Cultura

 Os demóniosde F.M. Dostoiévski. Uma viagem à "solidariedade" moral

As ideias de Dostoiévski estão plasmadas na literatura e convidam-nos a refletir sobre a forma de abordar o diálogo com muitas das atitudes do nosso tempo.

Juan Ignacio Izquierdo Hübner-9 de outubro de 2023-Tempo de leitura: 3 acta
os demónios

Foi encontrado a boiar no reservatório de Moscovo, amarrado e com cinco balas no corpo. Era um estudante que pertencia a uma célula terrorista: cinco dos seus colegas tinham-no assassinado por receio de que ele os denunciasse.

Dostoiévski ouviu falar dos acontecimentos em Dresden e considerou que o caso escondia um problema mais profundo: a juventude russa estava a ser perseguida pela tentação do niilismo e pela perda de valores... 

No romance Os demónios (1871), acompanhamos Dostoiévski numa viagem espiritual, algo como uma digressão de vozes que produzem diferentes tipos de arrepios.

As personagens são hiperbólicas e, ao mesmo tempo, podemos reconhecê-las no nosso coração. Assim, ao conhecermo-nos uns aos outros, ficamos a conhecer-nos melhor: redescobrimos que somos capazes de nos comportar como anjos ou demónios.

A relação entre a extensão e o ritmo da história faz-me pensar numa mola bastante rígida. Nas primeiras 300 páginas, o autor comprime a espiral para nos apresentar as personagens e o ambiente provinciano em que se movem.

A paciência do leitor é testada, mas uma vez esmagada a mola, a ação explode e percebe-se que o investimento inicial valeu a pena. As páginas fluem, os crimes sucedem-se e, quando damos por isso, acabámos de ler o livro... e mudámos para sempre. 

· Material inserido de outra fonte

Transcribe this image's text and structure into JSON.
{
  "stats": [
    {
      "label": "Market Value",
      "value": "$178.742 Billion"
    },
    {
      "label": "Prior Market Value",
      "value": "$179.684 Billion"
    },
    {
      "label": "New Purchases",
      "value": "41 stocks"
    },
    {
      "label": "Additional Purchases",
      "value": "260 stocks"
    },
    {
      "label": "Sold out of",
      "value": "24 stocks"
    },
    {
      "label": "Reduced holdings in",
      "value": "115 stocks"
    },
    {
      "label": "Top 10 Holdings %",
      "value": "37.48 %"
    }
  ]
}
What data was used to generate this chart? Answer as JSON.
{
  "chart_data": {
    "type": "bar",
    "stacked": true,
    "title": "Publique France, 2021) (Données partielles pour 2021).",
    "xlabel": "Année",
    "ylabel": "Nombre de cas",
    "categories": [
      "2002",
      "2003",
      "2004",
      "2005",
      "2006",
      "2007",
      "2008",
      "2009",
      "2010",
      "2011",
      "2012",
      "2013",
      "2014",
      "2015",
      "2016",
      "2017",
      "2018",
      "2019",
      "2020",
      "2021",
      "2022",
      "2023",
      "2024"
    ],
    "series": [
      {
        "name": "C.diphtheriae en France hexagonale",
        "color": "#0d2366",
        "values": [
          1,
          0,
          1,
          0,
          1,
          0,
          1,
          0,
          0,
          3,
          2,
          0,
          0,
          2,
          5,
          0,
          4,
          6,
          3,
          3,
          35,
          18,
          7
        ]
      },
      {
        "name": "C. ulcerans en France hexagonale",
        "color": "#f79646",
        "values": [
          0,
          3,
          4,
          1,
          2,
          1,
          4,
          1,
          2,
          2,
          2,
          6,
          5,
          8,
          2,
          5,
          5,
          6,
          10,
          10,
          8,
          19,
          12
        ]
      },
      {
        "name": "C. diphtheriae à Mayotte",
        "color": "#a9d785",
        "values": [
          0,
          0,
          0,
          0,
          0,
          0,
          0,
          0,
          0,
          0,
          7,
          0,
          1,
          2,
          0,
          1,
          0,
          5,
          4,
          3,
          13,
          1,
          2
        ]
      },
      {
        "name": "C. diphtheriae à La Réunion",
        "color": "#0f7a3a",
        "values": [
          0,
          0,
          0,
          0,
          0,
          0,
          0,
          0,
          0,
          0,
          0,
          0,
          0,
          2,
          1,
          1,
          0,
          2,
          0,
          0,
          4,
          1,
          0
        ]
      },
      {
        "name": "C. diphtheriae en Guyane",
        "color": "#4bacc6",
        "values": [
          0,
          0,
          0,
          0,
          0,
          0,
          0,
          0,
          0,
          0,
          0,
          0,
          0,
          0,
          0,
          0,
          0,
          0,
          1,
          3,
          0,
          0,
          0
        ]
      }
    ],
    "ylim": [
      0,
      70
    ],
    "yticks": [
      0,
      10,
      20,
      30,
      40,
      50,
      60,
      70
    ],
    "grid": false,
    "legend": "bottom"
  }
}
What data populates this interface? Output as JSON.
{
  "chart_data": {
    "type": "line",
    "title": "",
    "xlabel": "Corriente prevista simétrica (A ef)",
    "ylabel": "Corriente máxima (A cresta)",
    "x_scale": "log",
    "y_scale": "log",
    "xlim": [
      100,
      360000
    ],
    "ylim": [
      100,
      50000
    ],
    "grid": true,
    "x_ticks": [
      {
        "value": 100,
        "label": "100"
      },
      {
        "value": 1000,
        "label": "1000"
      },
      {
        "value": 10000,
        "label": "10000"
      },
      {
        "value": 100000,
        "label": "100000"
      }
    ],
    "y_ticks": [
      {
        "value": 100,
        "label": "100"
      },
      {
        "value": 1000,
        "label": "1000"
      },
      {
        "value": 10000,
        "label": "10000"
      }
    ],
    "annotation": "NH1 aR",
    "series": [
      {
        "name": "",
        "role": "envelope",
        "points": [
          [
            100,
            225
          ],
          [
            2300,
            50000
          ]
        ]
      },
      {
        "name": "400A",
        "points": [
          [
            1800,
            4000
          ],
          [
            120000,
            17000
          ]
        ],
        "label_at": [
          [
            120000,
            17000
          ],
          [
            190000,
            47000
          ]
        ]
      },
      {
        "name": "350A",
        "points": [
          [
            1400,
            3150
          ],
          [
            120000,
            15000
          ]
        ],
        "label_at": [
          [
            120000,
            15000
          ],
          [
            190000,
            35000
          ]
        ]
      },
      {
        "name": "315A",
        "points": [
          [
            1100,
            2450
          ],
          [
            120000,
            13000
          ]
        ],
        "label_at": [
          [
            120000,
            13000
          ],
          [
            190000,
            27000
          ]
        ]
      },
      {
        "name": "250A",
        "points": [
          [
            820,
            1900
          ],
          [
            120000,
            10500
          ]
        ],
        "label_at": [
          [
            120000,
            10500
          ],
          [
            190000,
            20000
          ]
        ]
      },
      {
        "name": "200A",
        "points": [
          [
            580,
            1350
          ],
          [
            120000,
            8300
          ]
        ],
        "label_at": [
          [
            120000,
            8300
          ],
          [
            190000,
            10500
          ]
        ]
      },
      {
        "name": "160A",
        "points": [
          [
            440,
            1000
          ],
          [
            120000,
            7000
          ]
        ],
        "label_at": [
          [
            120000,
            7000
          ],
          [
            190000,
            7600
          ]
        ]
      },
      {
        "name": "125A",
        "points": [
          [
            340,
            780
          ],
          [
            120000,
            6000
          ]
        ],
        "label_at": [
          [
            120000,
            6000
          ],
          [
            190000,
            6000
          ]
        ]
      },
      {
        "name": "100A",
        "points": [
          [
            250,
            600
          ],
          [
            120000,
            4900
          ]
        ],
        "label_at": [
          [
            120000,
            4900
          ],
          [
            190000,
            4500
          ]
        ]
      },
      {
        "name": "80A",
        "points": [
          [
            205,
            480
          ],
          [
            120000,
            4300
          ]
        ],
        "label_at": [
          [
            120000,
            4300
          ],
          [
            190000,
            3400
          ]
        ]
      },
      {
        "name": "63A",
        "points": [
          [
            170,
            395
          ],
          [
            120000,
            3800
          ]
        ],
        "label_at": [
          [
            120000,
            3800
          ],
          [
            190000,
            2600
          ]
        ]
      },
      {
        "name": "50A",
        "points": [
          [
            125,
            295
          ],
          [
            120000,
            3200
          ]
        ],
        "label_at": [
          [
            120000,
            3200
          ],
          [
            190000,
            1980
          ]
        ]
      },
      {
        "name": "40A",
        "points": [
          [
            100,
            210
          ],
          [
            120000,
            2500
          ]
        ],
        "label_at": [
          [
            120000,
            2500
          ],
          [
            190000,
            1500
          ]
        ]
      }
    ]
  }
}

Como é que ele consegue este efeito? O século XIX assistiu ao desenvolvimento da narrativa polifónica no romance, ou seja, linhas de história que evoluem simultaneamente. 

Os demónios é um exemplo da utilização deste recurso. Se analisarmos bem, este romance poderia ter sido dividido em três partes. De acordo com o esquema de Milan Kundera, poderíamos mencionar: "(1) o romance irónico do amor entre o velho Stavroguin e Stepan Verkhovenski; 2) o romance romântico de Stavroguin e das suas aventuras amorosas; 3. o romance política de um grupo revolucionário".

O que une estas três histórias são as personagens e as suas interacções entre si: isto dá coesão à obra e multiplica a sua força expressiva. 

Dostoiévski acreditava que nós, homens, somos muito mais unidos entre nós do que pensamos: de certa forma, todos os russos do seu tempo eram culpados do assassínio de Ivanov. Mas este conceito de solidariedade moral perdeu muito do seu significado entre nós, e é difícil não o considerarmos um exagero.

Como é que entendemos isto, será que precisamos de estar mais envolvidos com os sucessos e infortúnios dos outros e ainda não nos apercebemos disso? Vem-me à cabeça a imagem do atleta que bate um recorde de velocidade; quando isso acontece, todos nos regozijamos por a nossa espécie ter ultrapassado esse limite, porquê? Talvez sintamos que, de alguma forma, eu também estava I que cortou a fita. Vejamos um caso mais marcante: quando o Filho de Deus se fez homem, toda a espécie humana subiu um novo degrau na história. De repente, a nossa natureza humana teve acesso à amizade com Deus.

No fundo, porém, os degraus que conduzem à zona do terrível parecem não ter fundo. As ideias de uns e a negligência de outros influenciam os crimes dos que estão mais além. Ao mesmo tempo, e este é o paradoxo, cada ser humano é livre e responsável pelos seus próprios actos.

As ideias de Dostoiévski estão plasmadas na literatura e convidam-nos a refletir sobre a forma de abordar a conversa com os ateus do nosso tempo. Se Deus não existe, que autoridade tem um capitão, e é coerente que o ateu pense em suicidar-se?

Por outro lado, se Deus existe, quão surpreendente é o facto de o podermos amar eternamente? Neste romance, as personagens enfrentam questões extremas e levam as suas personalidades a limites que beiram a loucura.

Graças a este poderoso esforço, podemos aprender sobre psicologia e desfrutar de puro entretenimento.